На самом деле ему было просто завидно. Другие — «э», а он… Умгум, вот именно…

— Ты где был? — требовательно спросила Аякчан.

— Встречался, — мрачно буркнул Хадамаха. — Калтащ говорит, или мы все слазим с ее шеи и даем ей жить, или она разом с Седной прибьет нас, чтобы мы не прибили ее.

— Ничего не понимаю, — растерялась Аякчан. — Ты же вроде… ну, нравился тетушке Калтащ.

Хадамаха привычно поморщился на упоминании про тетушку и недовольно буркнул:

— До меня ей дела нет. — И впервые подумал, что это, наверное, правда. Было б ей до него дело, разве сказала б она так спокойно, что всех прибить может? — Ей вообще люди не нравятся. Особливо твои сестрички Храмовые да еще те, кто Рыжий огонь ищет. — И он одарил Аякчан и Хакмара мрачным взглядом.

— Ты говоришь какую-то ерунду! — неуверенно сказала Аякчан.

— Еще маму твою видел, — снова пробурчал он — мысли его витали далеко.

— М… мою? — прижимая руку к груди, точно проверяя, на месте ли сердце, охнула Аякчан. — Как ты мог ее видеть? Я как в Храм попала, ее не видела, может, ее и в живых-то нет…

Хадамаха дико покосился на нее:

— Чего ей сделается — духу Огня?!

— Ты… про Най-экву говоришь? — переспросила Аякчан, отнимая руку от груди.

— Умгум. А у тебя что, другая есть? — удивился Хадамаха. — Сама все уши прожужжала, как летняя пчела, что твоя маманя — сама Най-эква, Уот Усуутума. — Язык чесался рассказать, что Голубой огонь был сделан вовсе не для Аякчан, а чтобы от таких, как Донгар и Хакмар, избавиться, которые лезли, куда духам не надобно. Ох, Аякчан и взбеленится, когда узнает, что родственнички-духи разыграли ее втемную — против черных.

Аякчан взбеленилась и так. А также покраснела и стала поблескивать Огненной голубизной в глазах, волосах и на кончиках пальцев.

— С чего это моя мама встречается с тобой, когда я вот тут же, рядом?

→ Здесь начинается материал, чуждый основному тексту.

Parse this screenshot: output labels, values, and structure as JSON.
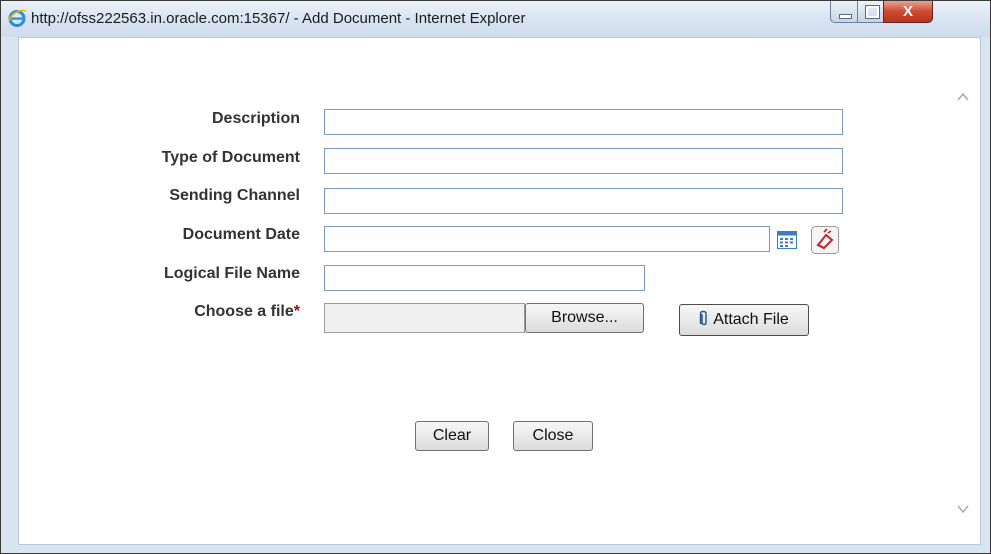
{
  "window": {
    "title": "http://ofss222563.in.oracle.com:15367/ - Add Document - Internet Explorer",
    "close_glyph": "X"
  },
  "form": {
    "fields": [
      {
        "label": "Description",
        "value": ""
      },
      {
        "label": "Type of Document",
        "value": ""
      },
      {
        "label": "Sending Channel",
        "value": ""
      },
      {
        "label": "Document Date",
        "value": ""
      },
      {
        "label": "Logical File Name",
        "value": ""
      }
    ],
    "file": {
      "label": "Choose a file",
      "required_mark": "*",
      "value": "",
      "browse_label": "Browse...",
      "attach_label": "Attach File"
    }
  },
  "actions": {
    "clear_label": "Clear",
    "close_label": "Close"
  },
  "icons": {
    "calendar": "calendar-icon",
    "eraser": "eraser-icon",
    "paperclip": "paperclip-icon",
    "browser": "internet-explorer-icon"
  },
  "colors": {
    "label_text": "#333333",
    "required": "#b30000",
    "close_button": "#cf4a31",
    "field_border": "#7a9bbd"
  }
}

— Отвлекать не хотела? — поглядывая то на нее, то на Хакмара, невинно поинтересовался Хадамаха.

— А по мне, так все ты выдумал, Хадамаха! — объявила Аякчан.

— Айка! — негромко, но очень напряженно позвал Хакмар.

Девушка только досадливо дернула плечом:

— Вы просто не хотите, чтобы я заняла положенное мне место в Храме! Завидуете…

— Айка! — заорал Хакмар, хватая ее за плечо. — Смотри!

У края листа чернели отпечатки босых женских ступней… выжженные в белесой поверхности листа! Следы курились черным дымком и тихо, как угольки под пеплом, тлели огоньками. Черные ожоги расползались…

— Эта сопливая верховная колмасам своими пятками прожгла наш лист, — не отрывая глаз от проплешины, пробормотал Хадамаха.

— Не смей так говорить про мою маму, — замороженно откликнулась Аякчан.

Хряп-хрусь! — Лист прошила ломкая трещина… и сквозь нее забулькала черная вода!

— А-а-а! — заорали все трое…

Под лист что-то долбануло. Поток выгнулся, как дикая кошка выгибает спину…

— А-а-а! — Лист подскочил, прикладывая всех троих головами о каменный свод, упал обратно в черную воду, подскочил снова… И с неимоверной скоростью помчал по туннелю.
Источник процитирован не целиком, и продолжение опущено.